I say dragged, because like most hip young kids I assumed it would be dreadful. These were the years of The Rolling Stones and The Grateful Dead. What possibly could be entertaining about seeing a fat lady scream for three hours? The opera was Puccini's Madama Butterfly and it was performed at the San Diego Civic Theatre. I slumped in my chair, rolled my eyes and tried to avoid my grandmother's dagger stares that seemed to shout: "sit up and look like you are enjoying this or I'll dismember you." And then a curious thing happened. The soprano, who sang the role of Butterfly began to sing the aria called "Un bel di vedremo" and the hair on my arms started to rise. I was transported to some far galaxy and experienced a bliss that only great music can deliver. In short, this one opera experience had radically shifted my perspective and my life would never be the same.
My reminiscence of my first experience aside, I could give you a thousand reasons as to why you should try the opera, at least once. I'll start with five solid arguments.
- Opera is multi-sensory. We live in a world where most people cannot live without their smartphone or iPad. No one knows how to sit still, even at the movie theater. But opera demands this of you, and it succeeds. Because it combines ALL classical art forms: orchestra, chorus, dance and visual art, all the senses are satisfied. Moreover, when there are four+ principal singers, an orchestra of 70 musicians, a chorus of 30 or as many as 100, and an army of backstage crew (carpenters, lighting designers, technicians, wig and makeup artists, etc.) you feel the impact of the creative energy. Opera offers a "nuclear" experience because of the sheer number of creative individuals all focused solely on your satisfaction and enjoyment of the end product.
- The Power of the human voice is amazing. People often ask me what makes opera so different from musical theater. The answer is simple. Unlike musical theater, opera offers no amplification, i.e., no microphones. What this means is that in order for a singer to project their voice over 1,500, or up to as many as 3,000, heads in a large theater, they must be one of the finest, most powerful singers in the entire world. In short, you are experiencing a miracle of nature every time you attend a grand opera production. And like my first operatic experience, it can literally be hair-raising.

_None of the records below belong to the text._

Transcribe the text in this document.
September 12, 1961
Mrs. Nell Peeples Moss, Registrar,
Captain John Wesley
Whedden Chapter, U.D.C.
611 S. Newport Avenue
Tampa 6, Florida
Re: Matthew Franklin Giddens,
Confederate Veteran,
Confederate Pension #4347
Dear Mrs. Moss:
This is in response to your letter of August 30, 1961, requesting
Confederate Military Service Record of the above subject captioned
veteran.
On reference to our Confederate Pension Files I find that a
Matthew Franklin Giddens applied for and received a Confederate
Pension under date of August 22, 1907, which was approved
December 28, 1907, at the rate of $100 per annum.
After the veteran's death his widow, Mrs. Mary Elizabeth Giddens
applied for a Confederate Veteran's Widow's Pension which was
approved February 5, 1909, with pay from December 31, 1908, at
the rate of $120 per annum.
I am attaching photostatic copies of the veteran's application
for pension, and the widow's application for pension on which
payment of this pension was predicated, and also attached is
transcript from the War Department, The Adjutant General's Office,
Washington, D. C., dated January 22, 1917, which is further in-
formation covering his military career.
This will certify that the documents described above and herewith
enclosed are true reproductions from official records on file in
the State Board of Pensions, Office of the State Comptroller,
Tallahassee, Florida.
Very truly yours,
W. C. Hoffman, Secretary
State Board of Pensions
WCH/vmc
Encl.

- Opera has real drama. Remember that great scene in Pretty Woman, the one where Julia Roberts' character goes to the opera for the first time? She ends up weeping as Violetta in La traviata dies of consumption and a broken heart. That's what real drama will do to your soul and opera has drama in spades: world-class betrayal, heart-wrenching unrequited love, unflinching devotion and heroic courage- oh, and some good old-fashioned murder and mayhem thrown in for good measure.
- It gets better and better the more you experience it. I read Catcher in the Rye in high school and I loved it, but I doubt I'll ever read it again, and it is the same with most movies I've seen. They were great, and now I'm done with them. But opera is different in that regard. It is an intellectual art form in the sense that the more I read about a singer, a director, a composer, or the history of a specific piece of music, the more I want to experience an opera again so that I can see it, feel it and interpret it in a different way. Each production of Rigoletto, Aida, Don Giovanni, or Deadman Walking is completely different- partly, because each production has a new cast, with a new combination of voices, and partly, because often the director has re-imagined the sets and staging. I discover something unique in each performance. I notice nuances, intended or unintended by the composer, during each visit.
- Supertitles make the story jump off the stage. Supertitles, translations that are discretely projected either on the backs of seats or above the stage, have been one of the revolutionizing agents of the opera industry. For the English-speaking world (that isn't fluent in Italian, German, French or Spanish) this invention has been phenomenal. Now great swaths of the population can attend the opera and do more than just enjoy great music- they can follow the story, word-for-word. The National Endowment for the Arts claims that opera attendance increased by 25% during the first 10 years of supertitles alone. Who would have thought that the written word would have brought a whole new generation to ancient music?
If you are a person who is tired of seeing a world in black and white and wants some multi-sensory, albeit dramatic, escapism for a few hours, why not try opera? You never know, it might just change your life!